As for good money news, the port saw a record $218.4 million in operating revenue for fiscal 2025, which ran from Oct. 1, 2024 through Sept. 30, 2025, according to unaudited results presented Wednesday.

That was driven by a record 1,038 cruise ship calls to the port that brought the port 8.6 million passenger movements, which includes both getting on and off the ships. That’s up from 910 ship calls in fiscal 2024 which brought nearly 7.6 million passengers. The numbers make Port Canaveral the second busiest port in the world behind PortMiami.

Total cruise revenue, including a lucrative bump from increased parking, topped $181.9 million, exceeding the budget by $6.5 million.

Cargo revenue for the year topped $24.5 million, up $584,000 from 2024, coming from 558 cargo calls and more than 6.1 million tons moved.

Lease revenues topped $4.9 million while recreation revenue, mostly from Jetty Park fees, topped $4 million.

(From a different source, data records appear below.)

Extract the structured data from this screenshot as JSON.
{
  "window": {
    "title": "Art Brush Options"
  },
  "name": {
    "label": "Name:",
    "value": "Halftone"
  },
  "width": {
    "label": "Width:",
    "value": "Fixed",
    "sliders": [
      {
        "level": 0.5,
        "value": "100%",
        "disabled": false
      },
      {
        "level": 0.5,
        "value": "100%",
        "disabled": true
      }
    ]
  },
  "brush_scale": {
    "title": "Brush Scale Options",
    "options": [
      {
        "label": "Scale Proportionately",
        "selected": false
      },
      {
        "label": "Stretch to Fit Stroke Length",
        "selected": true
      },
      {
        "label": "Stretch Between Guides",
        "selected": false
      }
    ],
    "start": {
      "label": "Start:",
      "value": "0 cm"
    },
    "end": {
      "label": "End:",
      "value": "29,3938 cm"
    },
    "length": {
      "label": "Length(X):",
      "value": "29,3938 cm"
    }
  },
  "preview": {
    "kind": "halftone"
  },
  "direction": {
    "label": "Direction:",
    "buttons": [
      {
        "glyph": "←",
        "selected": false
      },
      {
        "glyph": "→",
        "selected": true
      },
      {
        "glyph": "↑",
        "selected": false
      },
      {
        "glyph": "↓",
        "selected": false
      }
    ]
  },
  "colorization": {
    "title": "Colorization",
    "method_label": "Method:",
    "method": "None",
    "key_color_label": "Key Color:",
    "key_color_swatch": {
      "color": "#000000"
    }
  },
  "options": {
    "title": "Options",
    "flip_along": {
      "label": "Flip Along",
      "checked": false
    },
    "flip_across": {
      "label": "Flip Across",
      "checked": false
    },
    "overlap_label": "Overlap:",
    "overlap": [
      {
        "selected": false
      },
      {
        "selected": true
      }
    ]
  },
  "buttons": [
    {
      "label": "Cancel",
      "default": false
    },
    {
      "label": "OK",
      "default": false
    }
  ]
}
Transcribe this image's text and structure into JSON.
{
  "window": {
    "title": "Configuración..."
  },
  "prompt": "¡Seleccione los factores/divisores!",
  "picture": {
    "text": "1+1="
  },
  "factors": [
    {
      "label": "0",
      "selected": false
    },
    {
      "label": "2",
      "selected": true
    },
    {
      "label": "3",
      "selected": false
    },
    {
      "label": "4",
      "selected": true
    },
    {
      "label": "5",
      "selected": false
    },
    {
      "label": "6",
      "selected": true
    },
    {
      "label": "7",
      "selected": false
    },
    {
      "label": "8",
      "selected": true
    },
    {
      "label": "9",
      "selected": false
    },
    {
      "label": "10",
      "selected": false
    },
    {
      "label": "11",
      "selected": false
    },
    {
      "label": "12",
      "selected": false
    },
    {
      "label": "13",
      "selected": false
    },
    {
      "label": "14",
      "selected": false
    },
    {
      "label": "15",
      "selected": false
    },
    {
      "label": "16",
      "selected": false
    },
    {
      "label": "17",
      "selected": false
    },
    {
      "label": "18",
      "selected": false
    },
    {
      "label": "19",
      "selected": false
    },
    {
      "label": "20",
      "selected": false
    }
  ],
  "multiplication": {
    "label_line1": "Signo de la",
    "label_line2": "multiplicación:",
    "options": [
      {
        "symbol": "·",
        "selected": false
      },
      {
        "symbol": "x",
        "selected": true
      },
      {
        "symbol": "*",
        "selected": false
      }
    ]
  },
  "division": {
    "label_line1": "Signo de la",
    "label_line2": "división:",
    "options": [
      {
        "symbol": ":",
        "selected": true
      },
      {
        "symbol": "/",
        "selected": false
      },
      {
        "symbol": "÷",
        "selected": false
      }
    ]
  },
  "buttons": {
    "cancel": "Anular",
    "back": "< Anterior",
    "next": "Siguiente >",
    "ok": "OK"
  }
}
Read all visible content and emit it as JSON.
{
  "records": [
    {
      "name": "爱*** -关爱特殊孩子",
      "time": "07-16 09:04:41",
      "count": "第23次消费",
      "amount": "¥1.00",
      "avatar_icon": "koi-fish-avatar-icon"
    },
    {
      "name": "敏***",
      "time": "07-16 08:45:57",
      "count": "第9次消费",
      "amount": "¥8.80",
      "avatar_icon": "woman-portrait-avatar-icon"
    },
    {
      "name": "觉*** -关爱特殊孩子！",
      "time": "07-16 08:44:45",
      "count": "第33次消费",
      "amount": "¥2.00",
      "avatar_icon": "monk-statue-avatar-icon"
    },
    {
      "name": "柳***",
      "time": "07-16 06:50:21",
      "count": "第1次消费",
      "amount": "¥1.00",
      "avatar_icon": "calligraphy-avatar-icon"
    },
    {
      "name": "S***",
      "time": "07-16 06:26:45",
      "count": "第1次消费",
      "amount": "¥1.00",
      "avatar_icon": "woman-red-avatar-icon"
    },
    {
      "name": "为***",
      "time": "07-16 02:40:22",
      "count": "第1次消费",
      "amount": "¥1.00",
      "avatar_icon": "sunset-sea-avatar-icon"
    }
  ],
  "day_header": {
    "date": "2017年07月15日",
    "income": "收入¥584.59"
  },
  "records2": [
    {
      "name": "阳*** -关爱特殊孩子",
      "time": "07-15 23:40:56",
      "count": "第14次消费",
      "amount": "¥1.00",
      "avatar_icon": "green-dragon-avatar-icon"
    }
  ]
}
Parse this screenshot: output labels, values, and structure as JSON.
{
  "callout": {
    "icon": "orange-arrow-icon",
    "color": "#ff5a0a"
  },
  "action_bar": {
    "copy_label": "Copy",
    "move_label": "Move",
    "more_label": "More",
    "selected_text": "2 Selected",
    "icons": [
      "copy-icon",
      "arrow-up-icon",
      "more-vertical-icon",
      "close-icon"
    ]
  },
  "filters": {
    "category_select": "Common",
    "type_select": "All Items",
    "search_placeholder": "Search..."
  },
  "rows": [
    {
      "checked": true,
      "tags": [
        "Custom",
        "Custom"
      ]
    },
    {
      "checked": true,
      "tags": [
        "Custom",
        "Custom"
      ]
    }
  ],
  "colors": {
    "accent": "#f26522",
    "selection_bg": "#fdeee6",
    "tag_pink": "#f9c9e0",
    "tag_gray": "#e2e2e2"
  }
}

Operating expenses hit $135.8 million, which subtracted from revenue led to $82.6 million in operating income. Nonoperating revenue and expenses left the port with a net position of $80.7 million, which was $10.6 million over the 2025 budget.

That’s a 37% operating income margin compared to the operating revenue, Long said.

“Put another way, for every dollar of operating revenue that we bring in, 37 cents is basically profit or income,” he said. “So that allows us to invest further into the port, in people, facilities, operational capabilities, to make sure that we have a future sustained growth of revenue here at the port.”